Brand name corrected to PerkinElmer, volume unit corrected to 1.7 ml microfucge tube

Clarify the time for washes at 4oC of neutravidin beads in biotinylation assays.

Neutravidin bead wash procedure rewritten for clarification in materials and methods section under “biotynylation” heading

Choose how write the cells used: “bEnd.3 cells” or “bEND.3 cells”.

All usage of the b.End.3 abbreviation in the manuscript standardized to “b.End.3”

Clarify if FITC is the abbreviation for fluorescence isothiocyanate-dextran or for fluorescein isothiocyanate-dextran.

All references to FITC in the manuscript has been standardized to “fluorescein isothiocyanate-dextran.

Provide the catalogue number and brand for 70 KDa-FITC.

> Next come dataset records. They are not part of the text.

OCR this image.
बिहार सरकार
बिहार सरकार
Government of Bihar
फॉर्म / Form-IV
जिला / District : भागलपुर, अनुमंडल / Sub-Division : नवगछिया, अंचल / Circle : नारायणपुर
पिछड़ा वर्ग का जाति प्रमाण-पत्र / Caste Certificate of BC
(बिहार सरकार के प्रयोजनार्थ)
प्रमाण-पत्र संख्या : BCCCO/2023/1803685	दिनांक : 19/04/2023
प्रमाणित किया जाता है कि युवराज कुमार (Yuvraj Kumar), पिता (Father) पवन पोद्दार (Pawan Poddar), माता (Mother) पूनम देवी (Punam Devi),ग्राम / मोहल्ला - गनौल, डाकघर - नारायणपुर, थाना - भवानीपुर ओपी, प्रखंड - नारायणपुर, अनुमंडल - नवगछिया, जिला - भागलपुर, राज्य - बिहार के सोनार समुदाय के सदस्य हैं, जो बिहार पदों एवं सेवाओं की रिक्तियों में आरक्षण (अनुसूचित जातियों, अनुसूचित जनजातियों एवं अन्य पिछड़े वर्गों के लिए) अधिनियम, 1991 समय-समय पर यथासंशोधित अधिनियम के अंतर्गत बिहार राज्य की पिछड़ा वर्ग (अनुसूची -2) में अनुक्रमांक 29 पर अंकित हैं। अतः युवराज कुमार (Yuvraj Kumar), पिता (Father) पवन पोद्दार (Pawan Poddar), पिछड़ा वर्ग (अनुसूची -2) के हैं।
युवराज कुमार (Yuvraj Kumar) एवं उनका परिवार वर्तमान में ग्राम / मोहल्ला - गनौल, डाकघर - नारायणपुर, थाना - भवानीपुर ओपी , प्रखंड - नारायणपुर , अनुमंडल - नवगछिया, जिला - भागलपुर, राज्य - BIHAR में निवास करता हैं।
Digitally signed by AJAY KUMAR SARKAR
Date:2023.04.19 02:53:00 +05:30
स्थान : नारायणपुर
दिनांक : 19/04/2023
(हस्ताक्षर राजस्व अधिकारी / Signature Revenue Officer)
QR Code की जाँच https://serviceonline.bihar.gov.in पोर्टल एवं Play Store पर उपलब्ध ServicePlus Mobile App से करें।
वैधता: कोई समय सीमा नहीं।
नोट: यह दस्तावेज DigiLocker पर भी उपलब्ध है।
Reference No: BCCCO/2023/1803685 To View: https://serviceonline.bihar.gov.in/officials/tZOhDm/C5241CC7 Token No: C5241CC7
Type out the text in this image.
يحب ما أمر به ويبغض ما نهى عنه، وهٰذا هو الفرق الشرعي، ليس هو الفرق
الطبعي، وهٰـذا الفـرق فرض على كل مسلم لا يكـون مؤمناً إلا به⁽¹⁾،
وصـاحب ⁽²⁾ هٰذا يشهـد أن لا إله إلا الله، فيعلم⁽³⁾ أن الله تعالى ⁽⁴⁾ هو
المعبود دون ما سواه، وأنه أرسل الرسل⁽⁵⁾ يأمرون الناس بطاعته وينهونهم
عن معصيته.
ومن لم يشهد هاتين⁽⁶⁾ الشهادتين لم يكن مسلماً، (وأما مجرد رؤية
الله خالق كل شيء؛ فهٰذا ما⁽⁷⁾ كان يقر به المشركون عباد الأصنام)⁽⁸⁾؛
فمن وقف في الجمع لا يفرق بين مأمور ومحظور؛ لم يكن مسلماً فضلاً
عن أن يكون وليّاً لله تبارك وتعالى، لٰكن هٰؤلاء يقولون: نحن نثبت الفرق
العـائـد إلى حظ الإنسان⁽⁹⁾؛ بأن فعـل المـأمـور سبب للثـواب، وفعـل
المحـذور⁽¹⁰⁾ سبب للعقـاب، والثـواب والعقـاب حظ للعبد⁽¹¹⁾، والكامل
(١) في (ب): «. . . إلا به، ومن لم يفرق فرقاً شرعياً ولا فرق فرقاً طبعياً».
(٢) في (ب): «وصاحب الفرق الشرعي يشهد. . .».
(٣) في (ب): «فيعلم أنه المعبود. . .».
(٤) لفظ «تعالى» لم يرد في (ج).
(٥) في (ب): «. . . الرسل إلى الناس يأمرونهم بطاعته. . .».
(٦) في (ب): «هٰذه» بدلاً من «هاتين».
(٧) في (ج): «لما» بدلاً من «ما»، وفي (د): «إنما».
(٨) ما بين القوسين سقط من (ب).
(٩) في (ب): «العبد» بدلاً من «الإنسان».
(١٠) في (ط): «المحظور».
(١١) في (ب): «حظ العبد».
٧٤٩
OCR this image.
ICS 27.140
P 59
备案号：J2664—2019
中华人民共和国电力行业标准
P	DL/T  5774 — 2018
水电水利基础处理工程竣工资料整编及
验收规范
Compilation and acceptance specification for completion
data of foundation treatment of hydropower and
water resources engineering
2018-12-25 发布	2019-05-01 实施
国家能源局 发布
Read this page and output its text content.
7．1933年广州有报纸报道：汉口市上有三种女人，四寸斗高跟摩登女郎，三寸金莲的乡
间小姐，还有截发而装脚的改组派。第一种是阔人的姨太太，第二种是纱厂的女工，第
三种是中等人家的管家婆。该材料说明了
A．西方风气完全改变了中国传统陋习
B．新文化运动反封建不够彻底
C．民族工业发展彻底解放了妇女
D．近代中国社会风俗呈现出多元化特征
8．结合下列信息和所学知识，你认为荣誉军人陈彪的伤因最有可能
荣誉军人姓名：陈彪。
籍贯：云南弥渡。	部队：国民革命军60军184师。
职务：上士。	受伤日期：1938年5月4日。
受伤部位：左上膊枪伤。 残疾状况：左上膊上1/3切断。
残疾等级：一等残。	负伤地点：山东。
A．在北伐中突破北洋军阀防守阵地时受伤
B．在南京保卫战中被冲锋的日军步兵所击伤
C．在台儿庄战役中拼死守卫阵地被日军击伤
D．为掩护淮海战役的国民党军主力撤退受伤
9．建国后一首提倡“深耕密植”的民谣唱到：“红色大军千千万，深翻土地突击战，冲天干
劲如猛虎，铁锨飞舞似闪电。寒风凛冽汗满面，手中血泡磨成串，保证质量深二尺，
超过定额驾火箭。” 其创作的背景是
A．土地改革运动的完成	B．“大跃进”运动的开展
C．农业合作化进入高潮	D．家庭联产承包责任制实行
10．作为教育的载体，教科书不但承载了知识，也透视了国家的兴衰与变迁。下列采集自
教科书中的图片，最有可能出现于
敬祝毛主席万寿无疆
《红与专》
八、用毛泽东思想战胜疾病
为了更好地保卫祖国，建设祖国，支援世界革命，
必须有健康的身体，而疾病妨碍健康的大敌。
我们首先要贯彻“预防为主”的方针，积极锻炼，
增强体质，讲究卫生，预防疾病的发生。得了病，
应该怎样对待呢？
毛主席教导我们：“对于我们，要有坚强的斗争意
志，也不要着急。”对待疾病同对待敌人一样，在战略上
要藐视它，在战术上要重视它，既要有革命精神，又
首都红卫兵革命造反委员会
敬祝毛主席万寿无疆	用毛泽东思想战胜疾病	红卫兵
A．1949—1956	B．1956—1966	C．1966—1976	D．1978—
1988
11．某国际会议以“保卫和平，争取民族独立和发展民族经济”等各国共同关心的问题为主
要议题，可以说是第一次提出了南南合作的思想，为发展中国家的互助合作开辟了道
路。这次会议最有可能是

Catalogue number and brand of 70 kDa FITC added to FITC transport assay section of materials and methods.

Include the meaning for CTCF in legend of figure 2.

Corrected Total Cell Fluorescence (CTCF) added to figure 2 legend to clarify use of abbreviation

1. Graphical Abstract was not provided. Kindly provide one in the
   correct format (PNG or JPEG, height x width 1000 x 600)

Graphical abstract has been added to the discussion portion of the manuscript
2.      Figures provided were of too low resolution (ie Fig 7. Words too small to be seen). Kindly revise.

All figures in the entire manuscript have been replaced with high resolution TIFF images (Please see response to comment 10 by reviewer 3 above)

3. 
       Manuscript was not formatted according to MDPI template

Entirety of manuscript has been reformatted according to MDPI formatting guidelines

4. 
       References are not formatted properly.

References used within this manuscript have been reformatted according to MDPI formatting guide
5.      Kindly provide originals for western blots.

All original western blots utilized within this manuscript have been provided as a supplementary figure (Fig S1) at the end of the manuscript.

Round 2

Reviewer 2 Report

None.

Reviewer 3 Report

Please find my comments about the revision of the manuscript entitled ‘Extracellular alterations in pH and K⁺ modify the murine brain endothelial cell’ by Wahl J. et al. The authors respond to all issues raised in my revision and performed the adequate alterations of the manuscript and the latter was improved.

Overall, I believe that the manuscript is ready for publication.